The Ajman resident, who owns a three-bedroom apartment in that emirate and another property in Jumeirah Village Circle, plans to rent out the Grenada apartment and use it occasionally as a holiday home.

Briton Julie Talbot faced delays in refurbishment work on her UK property portfolio. Courtesy Clare Clark
Briton Julie Talbot faced delays in refurbishment work on her UK property portfolio. Courtesy Clare Clark

'The UK shutdown delayed my property refurbishment'

Julie Talbot, from the UK, who has lived in Abu Dhabi since 2009, purchased a single-let, two-bedroom semi-detached property in northwest Manchester for £56,000 (Dh253,500) in June during the pandemic. Ms Talbot, who already owns 10 other properties in the UK and runs a virtual property business back home, was also overseeing refurbishment in other properties at the same time.

“That was a bit trickier. Maintenance work had to be initially stopped on those projects because it was hard to get materials like paint and plaster from the shops. As the lockdown eased, it became easier to obtain materials. Work carried on but it was a bit slower,” she says.

She says the UK government stopped people from moving houses during the movement restrictions, but estate agents were allowed to complete sales of new properties where offers had already been accepted.

"The legal process needed a bit of work but that had nothing to do with the lockdown.

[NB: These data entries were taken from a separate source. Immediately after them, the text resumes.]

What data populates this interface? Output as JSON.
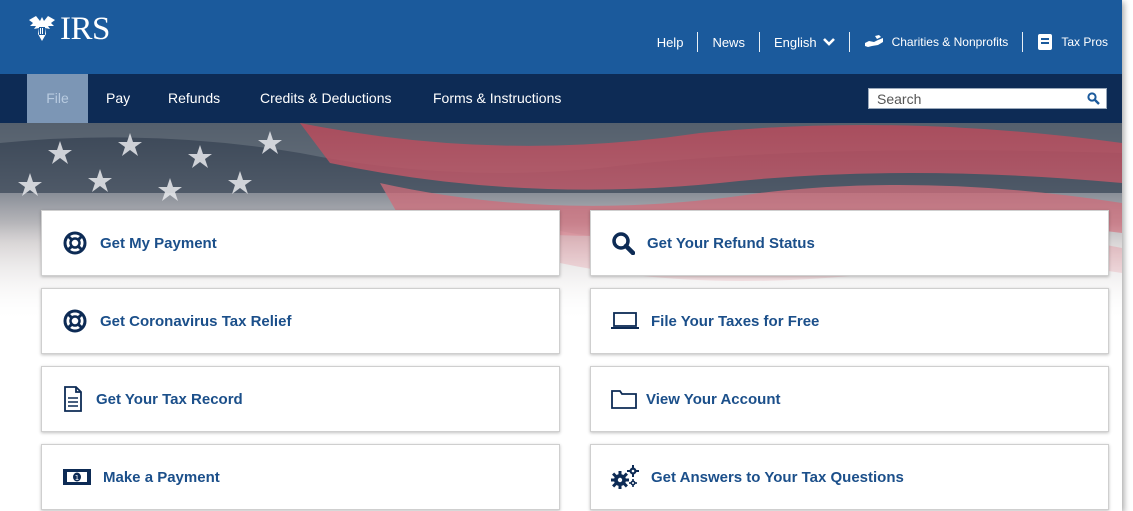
{
  "header": {
    "logo_text": "IRS",
    "utility_links": {
      "help": "Help",
      "news": "News",
      "language": "English",
      "charities": "Charities & Nonprofits",
      "taxpros": "Tax Pros"
    }
  },
  "nav": {
    "items": [
      "File",
      "Pay",
      "Refunds",
      "Credits & Deductions",
      "Forms & Instructions"
    ],
    "active": "File"
  },
  "search": {
    "placeholder": "Search"
  },
  "cards": {
    "get_my_payment": "Get My Payment",
    "get_refund_status": "Get Your Refund Status",
    "coronavirus_relief": "Get Coronavirus Tax Relief",
    "file_free": "File Your Taxes for Free",
    "tax_record": "Get Your Tax Record",
    "view_account": "View Your Account",
    "make_payment": "Make a Payment",
    "tax_questions": "Get Answers to Your Tax Questions"
  },
  "colors": {
    "header_blue": "#1b5a9c",
    "nav_navy": "#0d2b55",
    "active_tab": "#7c96b5",
    "link_blue": "#1b4f8a"
  }
}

Even if there was no lockdown, the property would have been handed over in early June," Ms Talbot adds.

She plans to convert her new buy into a three-bedroom family home and eventually let it out. She hopes to secure an 8 per cent gross yield for the Manchester property.

“We hold property for the long term. So, we are comfortable buying during uncertain times such as the pandemic. We are continually adding to our portfolio and want to keep that momentum going," she says. "If we pause, then we lose the pipeline and our team of workers might not be available. We always buy existing properties, maybe 100 years old. We tend to find more value in those by adding refurbishments."

While most investors prefer to see a property in person than buying virtually, Ms Talbot says with the right systems and processes in place, that’s not the case any more.

“Don’t be put off by the distance. For instance, we have a ground team in the UK who do viewings on our behalf and make sure the properties meet our requirements,” she adds.

The mother of twin girls pays for all her UK property transactions in cash. When the refurbishment work is done and the tenants are in, they take out a mortgage. “It’s called the buy-refurbish-rent-refinance model. When we get to the refinance stage, our return will change as it will be calculated based on deposit monies left in the property – and the deposit money required will be dependent on the mortgage lender’s valuation of the property at that time,” Ms Talbot adds.

'I bought two shops to secure Turkish citizenship'

Fahad Khan, a Pakistani who runs a family business, wanted to invest in the UK to gain citizenship, but the five-year waiting period put him off. Instead, he invested $280,000 in two shops in Istanbul in Turkey, which also grants him a Turkish passport and a Turkish Businessperson Visa. This, he says, will then allow him to start a business in the UK on a five-year residency.

Mr Khan says the shops offer him net returns of 5 to 6 per cent. He decided to go ahead with this purchase during the pandemic because he had already set aside money for the investment. However, the timing also secured him a 6 to 7 per cent reduction on the purchase price.

You need a property worth $250,000 to obtain a Turkish passport

“You need a property worth $250,000 to obtain a Turkish passport. My properties are around 80 per cent complete. Only properties in advanced stages of construction qualify for the citizenship programme. The good thing about investing in Turkey is that you only need to invest in the property for three years,” Mr Khan adds.

He says the deal also guarantees him capital appreciation and long-term rentals for five to 10 years. So far, Mr Khan has only paid the booking fee, which is 10 per cent of the price. This makes him eligible to obtain the property title deed. “Once the pandemic is over, I can travel to Turkey and take the next steps,” he adds.